A weighted Nitsche’s method for interface problems with higher-order simplex elements

We develop a numerical strategy based on a weighted Nitsche’s approach to model a general class of interface problems with higher-order simplex elements. We focus attention on problems in which the jump in the field quantities across an interface is given. The presented method generalizes the weighted Nitsche’s approach of Annavarapu et al. (Comput. Meth. Appl. Mech. Eng. 225–228:44–54, 2012) to higher-order simplices. Specifically, for higher-order simplex elements, we derive closed-form analytical expressions for the stabilization parameter arising in Nitsche’s variational form.

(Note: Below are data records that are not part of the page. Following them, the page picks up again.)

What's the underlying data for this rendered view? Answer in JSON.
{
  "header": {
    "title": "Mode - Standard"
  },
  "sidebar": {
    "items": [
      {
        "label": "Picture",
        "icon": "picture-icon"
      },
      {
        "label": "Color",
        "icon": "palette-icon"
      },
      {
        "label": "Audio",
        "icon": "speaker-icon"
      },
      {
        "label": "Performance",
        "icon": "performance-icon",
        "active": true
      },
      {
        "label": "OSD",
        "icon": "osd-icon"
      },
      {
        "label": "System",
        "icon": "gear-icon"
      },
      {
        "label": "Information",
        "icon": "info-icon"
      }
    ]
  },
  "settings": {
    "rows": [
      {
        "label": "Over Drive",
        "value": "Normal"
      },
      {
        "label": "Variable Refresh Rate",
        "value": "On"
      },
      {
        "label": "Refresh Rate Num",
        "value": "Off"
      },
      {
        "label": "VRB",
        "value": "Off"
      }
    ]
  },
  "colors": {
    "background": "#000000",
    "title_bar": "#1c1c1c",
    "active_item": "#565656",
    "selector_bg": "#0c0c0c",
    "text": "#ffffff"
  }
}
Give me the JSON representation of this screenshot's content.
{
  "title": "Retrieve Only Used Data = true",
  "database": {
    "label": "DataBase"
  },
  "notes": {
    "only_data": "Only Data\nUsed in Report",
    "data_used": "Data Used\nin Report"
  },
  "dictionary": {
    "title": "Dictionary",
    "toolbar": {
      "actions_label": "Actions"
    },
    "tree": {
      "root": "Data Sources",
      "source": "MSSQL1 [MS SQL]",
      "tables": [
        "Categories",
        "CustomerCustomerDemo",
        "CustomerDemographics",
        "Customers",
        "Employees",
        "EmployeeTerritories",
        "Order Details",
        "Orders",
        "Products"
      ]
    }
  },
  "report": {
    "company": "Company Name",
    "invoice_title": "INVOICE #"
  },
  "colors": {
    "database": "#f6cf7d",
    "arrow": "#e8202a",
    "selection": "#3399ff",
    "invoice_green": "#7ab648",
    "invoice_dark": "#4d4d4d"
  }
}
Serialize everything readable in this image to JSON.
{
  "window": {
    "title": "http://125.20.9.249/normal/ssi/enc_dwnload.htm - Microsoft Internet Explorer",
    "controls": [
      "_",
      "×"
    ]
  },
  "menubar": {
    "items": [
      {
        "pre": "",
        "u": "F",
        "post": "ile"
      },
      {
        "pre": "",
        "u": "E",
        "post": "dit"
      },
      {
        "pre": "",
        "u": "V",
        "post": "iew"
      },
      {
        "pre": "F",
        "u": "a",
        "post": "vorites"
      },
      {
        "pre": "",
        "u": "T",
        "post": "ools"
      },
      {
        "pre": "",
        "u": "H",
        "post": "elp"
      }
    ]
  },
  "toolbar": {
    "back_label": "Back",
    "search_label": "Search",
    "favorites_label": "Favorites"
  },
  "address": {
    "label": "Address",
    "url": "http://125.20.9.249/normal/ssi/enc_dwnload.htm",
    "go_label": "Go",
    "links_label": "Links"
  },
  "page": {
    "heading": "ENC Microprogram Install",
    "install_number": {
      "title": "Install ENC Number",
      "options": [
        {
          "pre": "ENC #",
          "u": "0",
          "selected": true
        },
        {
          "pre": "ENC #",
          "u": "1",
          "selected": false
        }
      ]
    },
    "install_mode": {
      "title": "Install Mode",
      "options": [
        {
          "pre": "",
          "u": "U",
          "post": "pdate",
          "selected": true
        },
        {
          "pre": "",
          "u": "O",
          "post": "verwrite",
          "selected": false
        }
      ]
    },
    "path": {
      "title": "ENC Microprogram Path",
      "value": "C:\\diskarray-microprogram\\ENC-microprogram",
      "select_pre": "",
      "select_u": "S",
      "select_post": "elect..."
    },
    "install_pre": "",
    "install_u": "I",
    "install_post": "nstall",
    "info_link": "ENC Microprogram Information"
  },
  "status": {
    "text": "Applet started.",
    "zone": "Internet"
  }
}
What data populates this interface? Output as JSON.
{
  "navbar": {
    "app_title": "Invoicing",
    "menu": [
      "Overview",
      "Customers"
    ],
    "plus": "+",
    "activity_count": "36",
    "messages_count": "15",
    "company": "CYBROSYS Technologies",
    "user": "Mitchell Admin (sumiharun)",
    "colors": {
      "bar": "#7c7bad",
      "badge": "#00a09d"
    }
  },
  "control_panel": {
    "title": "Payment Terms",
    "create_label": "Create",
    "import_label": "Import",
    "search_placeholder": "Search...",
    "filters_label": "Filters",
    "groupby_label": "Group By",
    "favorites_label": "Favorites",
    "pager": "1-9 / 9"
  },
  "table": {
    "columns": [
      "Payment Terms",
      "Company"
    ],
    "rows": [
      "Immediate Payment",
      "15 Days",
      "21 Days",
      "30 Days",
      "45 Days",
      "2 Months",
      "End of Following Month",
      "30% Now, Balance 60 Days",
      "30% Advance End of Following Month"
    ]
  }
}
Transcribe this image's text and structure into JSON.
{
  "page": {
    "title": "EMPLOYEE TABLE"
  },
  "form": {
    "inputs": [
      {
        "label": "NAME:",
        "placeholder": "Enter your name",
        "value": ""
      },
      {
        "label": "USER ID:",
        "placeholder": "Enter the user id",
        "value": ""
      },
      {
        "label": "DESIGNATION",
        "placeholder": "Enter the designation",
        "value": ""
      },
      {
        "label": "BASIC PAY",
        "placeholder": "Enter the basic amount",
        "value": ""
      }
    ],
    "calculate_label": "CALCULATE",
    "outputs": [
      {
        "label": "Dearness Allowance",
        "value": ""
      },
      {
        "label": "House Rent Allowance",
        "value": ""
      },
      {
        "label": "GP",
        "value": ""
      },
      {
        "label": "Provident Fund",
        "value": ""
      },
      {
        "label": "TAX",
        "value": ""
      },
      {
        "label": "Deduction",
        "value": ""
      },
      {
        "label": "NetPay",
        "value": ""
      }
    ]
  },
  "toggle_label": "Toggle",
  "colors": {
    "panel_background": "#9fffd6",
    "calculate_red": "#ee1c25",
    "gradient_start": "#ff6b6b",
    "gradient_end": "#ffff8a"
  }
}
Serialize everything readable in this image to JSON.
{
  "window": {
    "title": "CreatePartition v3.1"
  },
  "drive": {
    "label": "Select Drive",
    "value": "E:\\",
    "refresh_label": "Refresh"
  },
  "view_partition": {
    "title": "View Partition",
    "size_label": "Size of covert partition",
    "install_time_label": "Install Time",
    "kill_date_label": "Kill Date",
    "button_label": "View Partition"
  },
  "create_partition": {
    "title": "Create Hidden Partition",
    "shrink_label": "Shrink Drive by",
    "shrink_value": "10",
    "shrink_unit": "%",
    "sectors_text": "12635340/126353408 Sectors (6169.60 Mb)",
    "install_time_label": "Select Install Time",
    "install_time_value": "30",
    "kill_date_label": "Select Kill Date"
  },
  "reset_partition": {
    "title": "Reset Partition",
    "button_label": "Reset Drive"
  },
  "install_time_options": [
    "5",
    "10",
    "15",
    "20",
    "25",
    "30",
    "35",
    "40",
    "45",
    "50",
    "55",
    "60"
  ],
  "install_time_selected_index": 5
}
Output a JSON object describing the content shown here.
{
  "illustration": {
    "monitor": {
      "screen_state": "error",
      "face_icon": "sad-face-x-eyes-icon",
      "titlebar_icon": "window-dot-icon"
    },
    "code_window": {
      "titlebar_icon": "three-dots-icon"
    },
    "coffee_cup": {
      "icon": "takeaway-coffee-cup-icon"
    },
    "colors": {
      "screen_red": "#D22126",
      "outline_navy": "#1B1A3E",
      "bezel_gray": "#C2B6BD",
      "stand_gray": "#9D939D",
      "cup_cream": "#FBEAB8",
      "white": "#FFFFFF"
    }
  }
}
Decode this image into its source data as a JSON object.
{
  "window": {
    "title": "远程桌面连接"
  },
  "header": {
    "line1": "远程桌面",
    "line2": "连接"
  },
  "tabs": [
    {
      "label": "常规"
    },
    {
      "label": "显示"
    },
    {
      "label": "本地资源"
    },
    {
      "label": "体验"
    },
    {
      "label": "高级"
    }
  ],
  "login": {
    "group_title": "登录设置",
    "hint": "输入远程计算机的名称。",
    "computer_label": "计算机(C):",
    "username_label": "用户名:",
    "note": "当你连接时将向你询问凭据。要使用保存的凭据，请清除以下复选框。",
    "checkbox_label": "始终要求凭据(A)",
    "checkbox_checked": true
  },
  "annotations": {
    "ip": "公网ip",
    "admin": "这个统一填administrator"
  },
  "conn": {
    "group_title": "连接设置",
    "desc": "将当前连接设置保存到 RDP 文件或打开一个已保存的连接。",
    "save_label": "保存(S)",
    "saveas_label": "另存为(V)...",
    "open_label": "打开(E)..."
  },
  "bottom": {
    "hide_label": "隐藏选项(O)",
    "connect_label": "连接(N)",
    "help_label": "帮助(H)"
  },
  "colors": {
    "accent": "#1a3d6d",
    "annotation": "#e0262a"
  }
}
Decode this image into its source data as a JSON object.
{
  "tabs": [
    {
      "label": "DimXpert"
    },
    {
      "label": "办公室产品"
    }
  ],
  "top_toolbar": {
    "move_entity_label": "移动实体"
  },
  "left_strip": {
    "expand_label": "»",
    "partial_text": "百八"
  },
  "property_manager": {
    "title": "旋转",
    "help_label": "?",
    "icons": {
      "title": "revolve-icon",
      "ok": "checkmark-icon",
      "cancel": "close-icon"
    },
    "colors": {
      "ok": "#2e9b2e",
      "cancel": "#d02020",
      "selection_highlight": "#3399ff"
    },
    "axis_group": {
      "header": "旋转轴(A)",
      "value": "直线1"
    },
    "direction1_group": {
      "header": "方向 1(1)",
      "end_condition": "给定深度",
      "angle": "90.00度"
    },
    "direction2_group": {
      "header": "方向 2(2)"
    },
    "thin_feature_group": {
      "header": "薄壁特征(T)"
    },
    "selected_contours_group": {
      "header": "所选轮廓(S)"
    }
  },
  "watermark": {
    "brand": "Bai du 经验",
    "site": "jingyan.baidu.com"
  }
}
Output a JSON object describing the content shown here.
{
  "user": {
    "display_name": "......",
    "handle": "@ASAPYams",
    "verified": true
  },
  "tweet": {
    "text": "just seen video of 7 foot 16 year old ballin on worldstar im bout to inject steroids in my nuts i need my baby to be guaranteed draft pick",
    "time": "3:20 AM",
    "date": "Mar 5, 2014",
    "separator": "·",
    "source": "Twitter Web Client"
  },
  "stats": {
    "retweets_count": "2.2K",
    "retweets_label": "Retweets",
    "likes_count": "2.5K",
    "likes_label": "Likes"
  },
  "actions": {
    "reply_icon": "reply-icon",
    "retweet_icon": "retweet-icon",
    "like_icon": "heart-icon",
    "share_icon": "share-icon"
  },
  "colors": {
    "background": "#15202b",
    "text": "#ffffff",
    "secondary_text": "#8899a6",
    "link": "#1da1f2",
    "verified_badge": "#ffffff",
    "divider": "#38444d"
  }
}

We also prescribe corresponding weights for the discrete fluxes in the consistency terms present in Nitsche’s variational form. The prescribed choice of weights is shown to be optimal such that it minimizes the stabilization parameter while ensuring coercivity of the bilinear form. In the presence of large contrasts in material properties and mesh sizes, the proposed weighting yields better conditioned systems than the traditional Nitsche formulation by bounding the maximum eigenvalue of the discrete system from above. Further, the geometrical representation of curved interfaces is improved through a hierarchical local renement approach. Several numerical examples are presented with quadratic triangles to demonstrate the efficacy of the presented method.